DBCC TRACEON (3604) DBCC PAGE(10, 1, 256, 3) /* Slot 0 Offset 0x60 Length 35 Record Type = PRIMARY_RECORD Record Attributes = NULL_BITMAP VARIABLE_COLUMNS Record Size = 35 Memory Dump @0x000000D25C9FA060 0000000000000000: 30000800 01000000 02000001 00230061 00610061 0............#.a.a.a 0000000000000014: 00610061 00610061 00610061 006100 .a.a.a.a.a.a.a. Slot 0 Column 1 Offset 0x4 Length 4 Length (physical) 4 ID = 1 Slot 0 Column 2 Offset 0xf Length 20 Length (physical) 20 var_col = aaaaaaaaaa Slot 0 Offset 0x0 Length 0 Length (physical) 0 KeyHashValue = (8194443284a0) */
If you want to avoid some of these problems my recommendation would be to create a new table, dump the data, rename both old and new one and then remove the old one, which is basically what you get with the 2016 online hint, but better since you won’t be locking the table for longer than the milliseconds to change both names.

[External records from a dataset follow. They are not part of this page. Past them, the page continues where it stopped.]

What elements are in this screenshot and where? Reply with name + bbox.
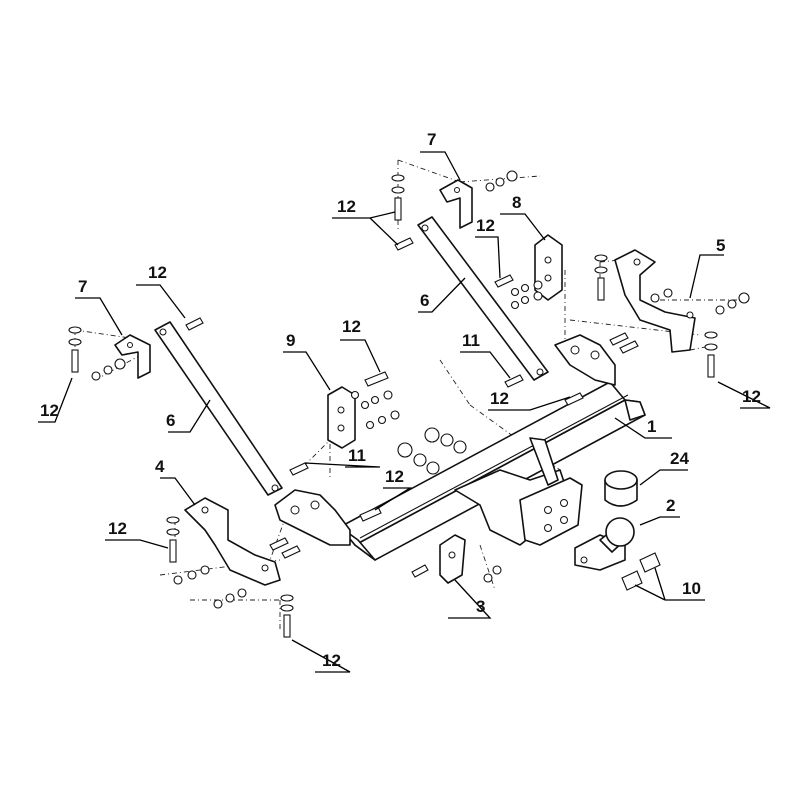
- callout-12-top-mid: 12: [476, 216, 495, 235]
- callout-12-top-left: 12: [337, 197, 356, 216]
- callout-12-far-left: 12: [40, 401, 59, 420]
- callout-7-top: 7: [427, 130, 436, 149]
- bracket-9: [327, 386, 356, 449]
- callout-12-bottom: 12: [322, 651, 341, 670]
- callout-2: 2: [666, 496, 675, 515]
- bracket-8: [534, 234, 563, 301]
- callout-3: 3: [476, 597, 485, 616]
- callouts: 7 12 8 12 5 12 7 6 12 9 11 12 12 12 6 1 …: [40, 130, 761, 670]
- right-side-plate: [554, 334, 616, 386]
- callout-5: 5: [716, 236, 725, 255]
- left-side-plate: [274, 489, 351, 546]
- callout-6-left: 6: [166, 411, 175, 430]
- leader-lines: [38, 151, 771, 673]
- callout-11-left: 11: [348, 446, 366, 465]
- callout-6-right: 6: [420, 291, 429, 310]
- callout-9: 9: [286, 331, 295, 350]
- callout-12-bar: 12: [490, 389, 509, 408]
- callout-7-left: 7: [78, 277, 87, 296]
- left-support-arm: [154, 321, 283, 496]
- callout-1: 1: [647, 417, 656, 436]
- fasteners: [68, 170, 750, 638]
- center-tow-bracket: [454, 437, 583, 546]
- callout-12-lower-left: 12: [108, 519, 127, 538]
- left-bracket-7: [114, 334, 151, 379]
- callout-24: 24: [670, 449, 689, 468]
- ball-cap: [604, 470, 638, 507]
- right-support-arm: [417, 216, 549, 381]
- callout-12-mid: 12: [342, 317, 361, 336]
- left-end-bracket-4: [184, 497, 281, 586]
- right-end-bracket-5: [614, 249, 696, 353]
- tow-ball-assembly: [574, 517, 635, 571]
- callout-4: 4: [155, 457, 165, 476]
- callout-12-left-top: 12: [148, 263, 167, 282]
- callout-12-far-right: 12: [742, 387, 761, 406]
- top-bracket-7: [439, 179, 473, 229]
- callout-12-center: 12: [385, 467, 404, 486]
- socket-plate: [439, 534, 466, 584]
- callout-10: 10: [682, 579, 701, 598]
- callout-11-right: 11: [462, 331, 480, 350]
- callout-8: 8: [512, 193, 521, 212]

We have seen there are some problems when data exists in our table and we want to change a column’s data type (the more rows the bigger problem we might have). These are:
- Concurrency, ALTER TABLE will hold a Schema Modification lock until completes, so if we have a lot of data we will lock the whole table until the operation is completed, not allowing any access.
- Transaction Log Generation, there is a fantastic article by Paul Randal where is explained how expensive page splits are and this operation since we are increasing the length of every and each row in the table (if has data for that column) will result in page splits.
- Network, If you have AG or another HA/DR solution, all that generated transaction log will need to be moved across the network.
- Storage, this point might be the least critical as our databases usually are in constant growth, but good if you take it in mind.
- Fragmentation, on top of the above, once we have finished, our clustered index will be heavily fragmented, so an INDEX REBUILD would be necessary, adding more CPU, concurrency and storage requirements to clean up all that mess.
As always thanks for reading and feel free to ask any question you may have.